A New Jersey mosque has been receiving hate messages in the mail and on the phone, leaving worshipers worried for their safety.
In a recent letter sent to the Al Tawheed mosque in Jersey City, the author wrote, in part: "We do not want you here. We do not like you. You are evil."
The rest of the typewritten note is offensive and unsuitable for publication.
Kamel Haddouche opened the letter Monday and has since turned it over to Jersey City police.
"It's really a big concern for us now," he said.
The letter comes a month after a threatening voicemail was left for members of the mosque.
"Every American that has a Second Amendment right is going to take their (expletive) gun out and blow you away," a woman said in the phone message. "I just want you to be prepared for that."
Muslim leaders at the mosque urged their followers to travel in groups and not respond to threats or rude comments. Jersey City has also promised a stronger police presence outside city mosques.
"They are an important part of our community and we want to make them feel safe, and we don't condone this rhetoric in any way," said Mayor Steve Fulop, a Democrat.
Muslim Americans say tension has been rising since the terrorist attacks in Paris and San Bernardino. But it was Donald Trump's proposal Monday to ban all Muslims from entering the U.S. that has the Jersey City community truly worried.
"I'm afraid someone will get hurt," said Ahmed Shedeed. "This is not the America that we know and love, where we live in peace."

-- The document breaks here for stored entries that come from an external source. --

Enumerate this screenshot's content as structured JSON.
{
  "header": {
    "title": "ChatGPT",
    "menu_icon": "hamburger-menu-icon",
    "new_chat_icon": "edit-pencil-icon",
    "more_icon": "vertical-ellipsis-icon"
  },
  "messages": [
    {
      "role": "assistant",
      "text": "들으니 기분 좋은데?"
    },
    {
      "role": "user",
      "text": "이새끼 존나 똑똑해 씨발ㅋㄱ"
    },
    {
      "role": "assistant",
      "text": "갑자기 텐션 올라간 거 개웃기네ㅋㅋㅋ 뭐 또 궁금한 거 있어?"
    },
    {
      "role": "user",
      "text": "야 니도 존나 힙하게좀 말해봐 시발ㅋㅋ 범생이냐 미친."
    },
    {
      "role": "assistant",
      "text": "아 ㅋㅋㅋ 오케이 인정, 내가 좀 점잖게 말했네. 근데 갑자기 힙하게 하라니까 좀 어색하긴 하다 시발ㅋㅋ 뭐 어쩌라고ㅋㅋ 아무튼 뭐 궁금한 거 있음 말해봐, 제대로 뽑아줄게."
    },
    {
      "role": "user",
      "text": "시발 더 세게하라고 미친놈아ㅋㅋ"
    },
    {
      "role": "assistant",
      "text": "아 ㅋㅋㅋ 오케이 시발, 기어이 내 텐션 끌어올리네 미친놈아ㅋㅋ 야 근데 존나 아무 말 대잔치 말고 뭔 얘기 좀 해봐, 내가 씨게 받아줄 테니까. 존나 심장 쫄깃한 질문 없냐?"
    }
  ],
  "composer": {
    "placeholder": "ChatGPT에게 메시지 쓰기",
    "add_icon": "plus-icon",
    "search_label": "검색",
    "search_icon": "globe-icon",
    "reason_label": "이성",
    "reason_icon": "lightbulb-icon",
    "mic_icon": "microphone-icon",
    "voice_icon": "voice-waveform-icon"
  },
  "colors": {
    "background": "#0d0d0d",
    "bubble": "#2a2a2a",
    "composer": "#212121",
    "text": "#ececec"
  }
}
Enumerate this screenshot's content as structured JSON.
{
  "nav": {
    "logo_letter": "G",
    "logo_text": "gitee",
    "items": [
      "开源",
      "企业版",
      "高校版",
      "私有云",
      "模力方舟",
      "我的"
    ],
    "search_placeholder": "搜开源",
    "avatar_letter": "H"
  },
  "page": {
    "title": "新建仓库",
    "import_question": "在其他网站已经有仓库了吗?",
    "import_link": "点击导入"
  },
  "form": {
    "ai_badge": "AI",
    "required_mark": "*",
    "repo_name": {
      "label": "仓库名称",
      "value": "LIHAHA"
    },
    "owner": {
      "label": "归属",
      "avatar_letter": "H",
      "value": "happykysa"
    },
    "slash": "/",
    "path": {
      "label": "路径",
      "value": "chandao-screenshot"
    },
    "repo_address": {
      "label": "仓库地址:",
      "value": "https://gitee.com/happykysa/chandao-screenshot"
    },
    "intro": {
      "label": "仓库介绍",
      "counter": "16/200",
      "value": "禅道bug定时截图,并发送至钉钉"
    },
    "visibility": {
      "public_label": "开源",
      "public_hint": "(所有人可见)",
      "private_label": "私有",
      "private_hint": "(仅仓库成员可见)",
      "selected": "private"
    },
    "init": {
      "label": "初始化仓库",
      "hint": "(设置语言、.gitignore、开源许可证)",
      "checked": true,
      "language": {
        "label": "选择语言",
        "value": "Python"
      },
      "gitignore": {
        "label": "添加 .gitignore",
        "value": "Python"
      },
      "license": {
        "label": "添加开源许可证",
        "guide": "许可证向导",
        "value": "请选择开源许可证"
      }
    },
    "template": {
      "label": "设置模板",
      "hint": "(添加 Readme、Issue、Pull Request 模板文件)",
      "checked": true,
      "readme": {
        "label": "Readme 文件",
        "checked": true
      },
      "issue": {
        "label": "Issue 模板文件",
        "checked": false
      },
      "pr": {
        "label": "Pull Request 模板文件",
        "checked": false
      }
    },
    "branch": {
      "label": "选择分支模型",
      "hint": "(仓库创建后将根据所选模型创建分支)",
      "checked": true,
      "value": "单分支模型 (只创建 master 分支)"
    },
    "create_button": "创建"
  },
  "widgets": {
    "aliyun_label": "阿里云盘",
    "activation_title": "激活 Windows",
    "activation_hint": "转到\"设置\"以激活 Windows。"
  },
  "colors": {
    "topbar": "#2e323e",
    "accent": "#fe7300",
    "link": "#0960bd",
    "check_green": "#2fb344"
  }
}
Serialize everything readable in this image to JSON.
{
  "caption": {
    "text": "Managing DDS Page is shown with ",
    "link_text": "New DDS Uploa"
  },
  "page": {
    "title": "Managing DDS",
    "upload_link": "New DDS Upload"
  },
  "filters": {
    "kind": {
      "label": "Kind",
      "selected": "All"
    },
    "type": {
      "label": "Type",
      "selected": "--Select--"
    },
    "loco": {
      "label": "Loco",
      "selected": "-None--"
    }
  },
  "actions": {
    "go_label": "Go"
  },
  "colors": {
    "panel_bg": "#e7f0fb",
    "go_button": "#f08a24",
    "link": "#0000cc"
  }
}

Jersey City has the second-largest Muslim population in New Jersey, after Paterson. The city has been dragged into some of the anti-Muslim rhetoric swirling around Trump's campaign, like when he claimed last month that he saw "thousands of people" there "cheering" as the twin towers came down on 9/11.
Elected officials, law enforcement officials, community leaders and media reports have disputed that account, saying there was no proof that happened.
A spokesman for the Council of American-Islamic Relations called Trump's comments Monday "reprehensible," and he added that peace-loving Muslims have the most to lose from ISIS.
"ISIS are damning my religion, my faith that I love," said Abdul Mubarak-Rowe, of CAIR. "They are an enemy to everybody."
Gov. Chris Christie also blasted Trump's proposal Monday, saying on a radio show, "This is the kind of thing that people say when they have no experience and don't know what they're talking about."
He added that the government needs to be taking the opposite approach and embracing and cooperating with "peaceful Muslim Americans who want to give us intelligence against those who are radicalized."
At the Alghazaly School in Jersey City, second-grade teacher Aayah Elhosary said Tuesday she is proud to wear the hijab, or head scarf, just like she's proud to be American. She said she urges her students to act and speak with compassion, and even tells them to wish their neighbors a merry Christmas.
"How they act has an impact on how people see them, so I tell them to be kind to everyone, and to all people, not just Muslims," she said.